So here we are in the middle of the summer radio dulldrums. All the bands are full of the usual summertime hiss, pops, and static crashes that push us out of the radio room and into this strange dimension some refer to as “real life”. To ease this transition, and to help limit your radio withrdawl, I’ve compiled a list of 10 radio songs to listen to while the latest batch of thunderstorms roll through. With a little luck, you’ll be able to reconnect those antennas in no time.
Honorable mentios: On the Radio, Donna Summer. Ah, disco. I remember you well. Not fondly mind you, but I will admit to having a bit of a soft spot for Donna Summer. her amazing voice brings a level of heart-felt sincerity to the story of a lost love found, thanks to the radio. Rest in peace, Ms. Summer. You are missed.
Radio Free Europe, REM. Back when I was a teenager, I couldn’t understand a word that Michael Stipe was singing, but I was POSITIVE it was nothing short of brilliant. Now, thanks to the internet, I can read the lyrics to this song and know that I have no idea what in the world he is trying to say. This song could reallty be about pure bred show cats for all I can tell, but it doesn’t matter. I still love this song.
10. This Is Radio Clash, The Clash. It may not be my favorite Clash song, but it’s certainly worthy of inclusion on this list. In a way, its opening lines are the blueprint for the modern day pirate radio movement:
This is radio clash from pirate satellite Orbiting your living room, cashing in the bill of rights
Interrupting all programmes indeed!
9. Turn Your Radio On, Rose Maddox. When you think about it, this song really expresses just what a revolution radio broadcasting must have been in the early part of the last century. This song, which is almost as old as radio itself, shows the power of mass media for a world that had never experienced anything like this before.
8. Pirate Radio, John Hiatt. After years of writing brilliant songs for others but never receiving the acclaim he deserves, I suppose John Hiatt has a right to be disillusioned with mainstream radio. If you’ve ever heard a pirate play your favorite song, you can certainly identify with this one.
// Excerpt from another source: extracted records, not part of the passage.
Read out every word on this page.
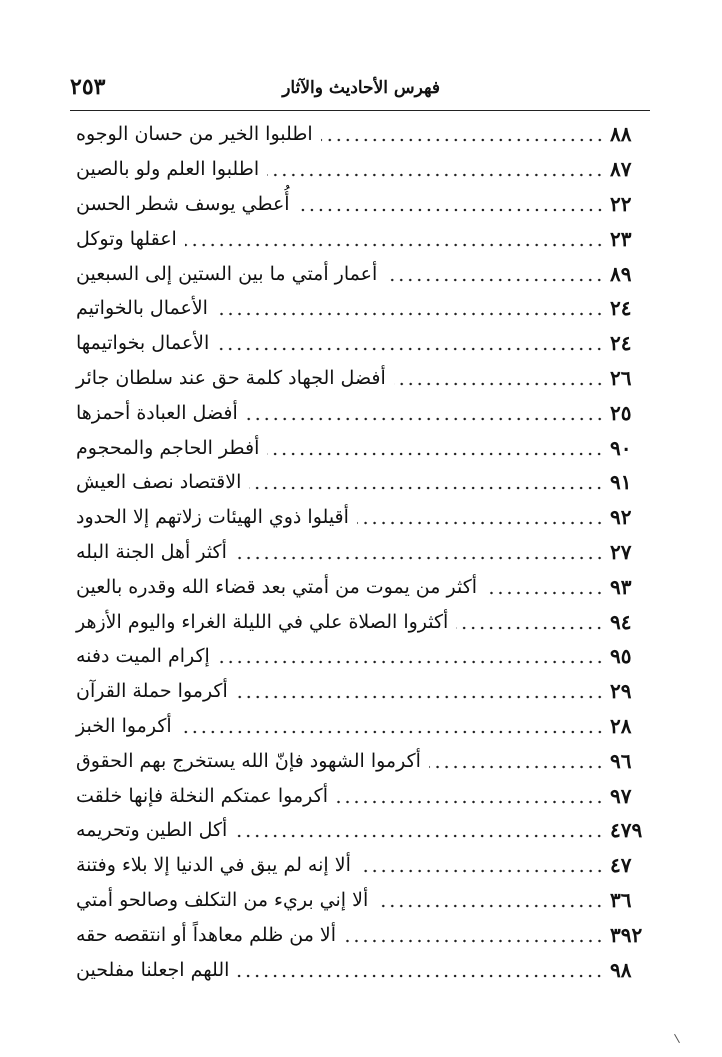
فهرس الأحاديث والآثار
٢٥٣
اطلبوا الخير من حسان الوجوه	٨٨
اطلبوا العلم ولو بالصين	٨٧
أُعطي يوسف شطر الحسن	٢٢
اعقلها وتوكل	٢٣
أعمار أمتي ما بين الستين إلى السبعين	٨٩
الأعمال بالخواتيم	٢٤
الأعمال بخواتيمها	٢٤
أفضل الجهاد كلمة حق عند سلطان جائر	٢٦
أفضل العبادة أحمزها	٢٥
أفطر الحاجم والمحجوم	٩٠
الاقتصاد نصف العيش	٩١
أقيلوا ذوي الهيئات زلاتهم إلا الحدود	٩٢
أكثر أهل الجنة البله	٢٧
أكثر من يموت من أمتي بعد قضاء الله وقدره بالعين	٩٣
أكثروا الصلاة علي في الليلة الغراء واليوم الأزهر	٩٤
إكرام الميت دفنه	٩٥
أكرموا حملة القرآن	٢٩
أكرموا الخبز	٢٨
أكرموا الشهود فإنّ الله يستخرج بهم الحقوق	٩٦
أكرموا عمتكم النخلة فإنها خلقت	٩٧
أكل الطين وتحريمه	٤٧٩
ألا إنه لم يبق في الدنيا إلا بلاء وفتنة	٤٧
ألا إني بريء من التكلف وصالحو أمتي	٣٦
ألا من ظلم معاهداً أو انتقصه حقه	٣٩٢
اللهم اجعلنا مفلحين	٩٨
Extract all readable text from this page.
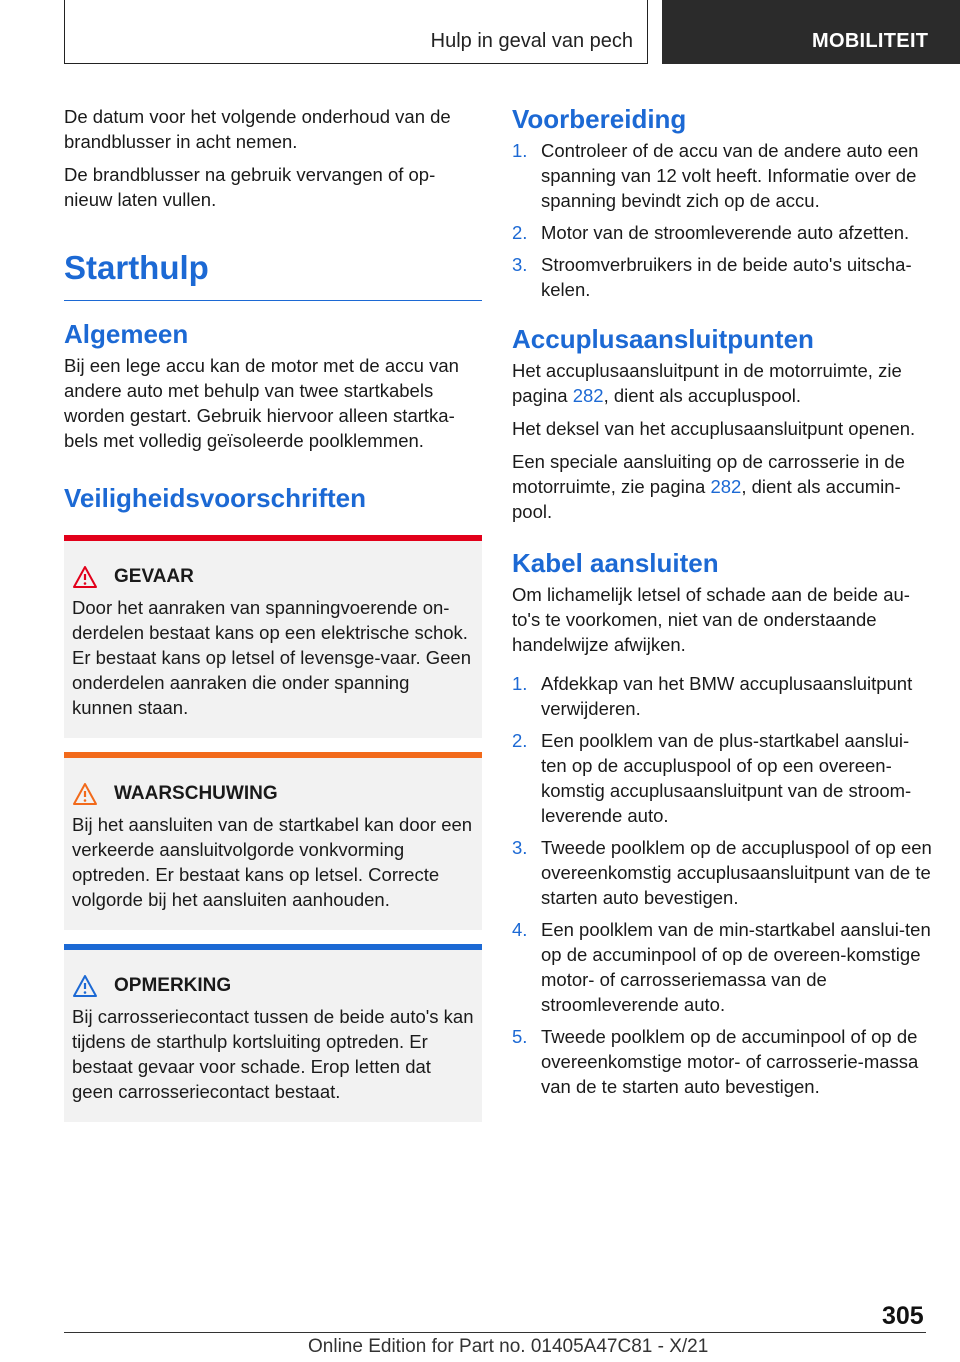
Hulp in geval van pech	MOBILITEIT

De datum voor het volgende onderhoud van de brandblusser in acht nemen.

De brandblusser na gebruik vervangen of op-nieuw laten vullen.

Starthulp
Algemeen

Bij een lege accu kan de motor met de accu van andere auto met behulp van twee startkabels worden gestart. Gebruik hiervoor alleen startka-bels met volledig geïsoleerde poolklemmen.

Veiligheidsvoorschriften
GEVAAR
Door het aanraken van spanningvoerende on-derdelen bestaat kans op een elektrische schok. Er bestaat kans op letsel of levensge-vaar. Geen onderdelen aanraken die onder spanning kunnen staan.
WAARSCHUWING
Bij het aansluiten van de startkabel kan door een verkeerde aansluitvolgorde vonkvorming optreden. Er bestaat kans op letsel. Correcte volgorde bij het aansluiten aanhouden.
OPMERKING
Bij carrosseriecontact tussen de beide auto's kan tijdens de starthulp kortsluiting optreden. Er bestaat gevaar voor schade. Erop letten dat geen carrosseriecontact bestaat.
Voorbereiding
1. Controleer of de accu van de andere auto een spanning van 12 volt heeft. Informatie over de spanning bevindt zich op de accu.
2. Motor van de stroomleverende auto afzetten.
3. Stroomverbruikers in de beide auto's uitscha-kelen.
Accuplusaansluitpunten

Het accuplusaansluitpunt in de motorruimte, zie pagina 282, dient als accupluspool.

Het deksel van het accuplusaansluitpunt openen.

Een speciale aansluiting op de carrosserie in de motorruimte, zie pagina 282, dient als accumin-pool.

Kabel aansluiten

Om lichamelijk letsel of schade aan de beide au-to's te voorkomen, niet van de onderstaande handelwijze afwijken.

1. Afdekkap van het BMW accuplusaansluitpunt verwijderen.
2. Een poolklem van de plus-startkabel aanslui-ten op de accupluspool of op een overeen-komstig accuplusaansluitpunt van de stroom-leverende auto.
3. Tweede poolklem op de accupluspool of op een overeenkomstig accuplusaansluitpunt van de te starten auto bevestigen.
4. Een poolklem van de min-startkabel aanslui-ten op de accuminpool of op de overeen-komstige motor- of carrosseriemassa van de stroomleverende auto.
5. Tweede poolklem op de accuminpool of op de overeenkomstige motor- of carrosserie-massa van de te starten auto bevestigen.
305
Online Edition for Part no. 01405A47C81 - X/21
7. Radio Waves, Roger Waters. Ok, so the premise of a quadraplegic who hears radio waves in his head and starts World War III is a little out there. So what? Even with its somewhat dated sounding production, it’s stil la great song. Besides, it’s Roger Waters. He can do whatever he wants.
6. Radio GaGa, Queen. A great, nostalgic look back at how influential radio could be on us when we were young, and a foretelling of the corporate mergers that would rob the broadcast bands of individuality. Let’s hope they’re right when they say we’ve have yet to see radio’s finest hour.
5. The Spirit of Radio, Rush. Disillusionment with commercial radio seems to be a recurring theme in this list, and Rush’s Spirit of Radio is no exception. While rush never struck me as a band that ever sold out to commercial whims, the pressure to do so from labels and others had to be immense. Thanks for sticking to your guns, guys, and for bringing us a gem like this.
4. Transmission, Joy Division. Leave it to joy Division to find the dark side of things. While other songs in this list show how radio can make our lives better, Joy Division shows how it can leave us alone and alienated. Maybe this real life thing isn’t so overrated after all?
3. Radio, Radio. Elvis Costello. Elvis Costello’s indictment of state controlled radio in Britain may seem rather tame by today’s standards, but it was blisteringly scathing when it came out in 77. It might have had a shot at placing higher than this, but he destroys a perfectly good radio in the video. Points deducted!
2. Left of the Dial, The Replacements. Ah, my mis-spent youth. I grew up on the very outer edge of the local college radio station’s coverage area, and spent many evenings as a teenager straining to hear their low powered transmitter play music that I couldn’t hear anywhere else. No other song captures the spirit of the college radio heyday like the Replacements and Left of the Dial.
1. Rock n Roll, the Velvet Underground. Just a brilliantly simple story here really. Janie meets radio, discovers rock n roll, and has her life changed forever. You could insert just about anyone’s name into this song, mine included, and it would still apply.
Despite all the computations, you know you could just dance to the rock n roll station, and it was all right.
No Lou, it was more than all right, it was perfect.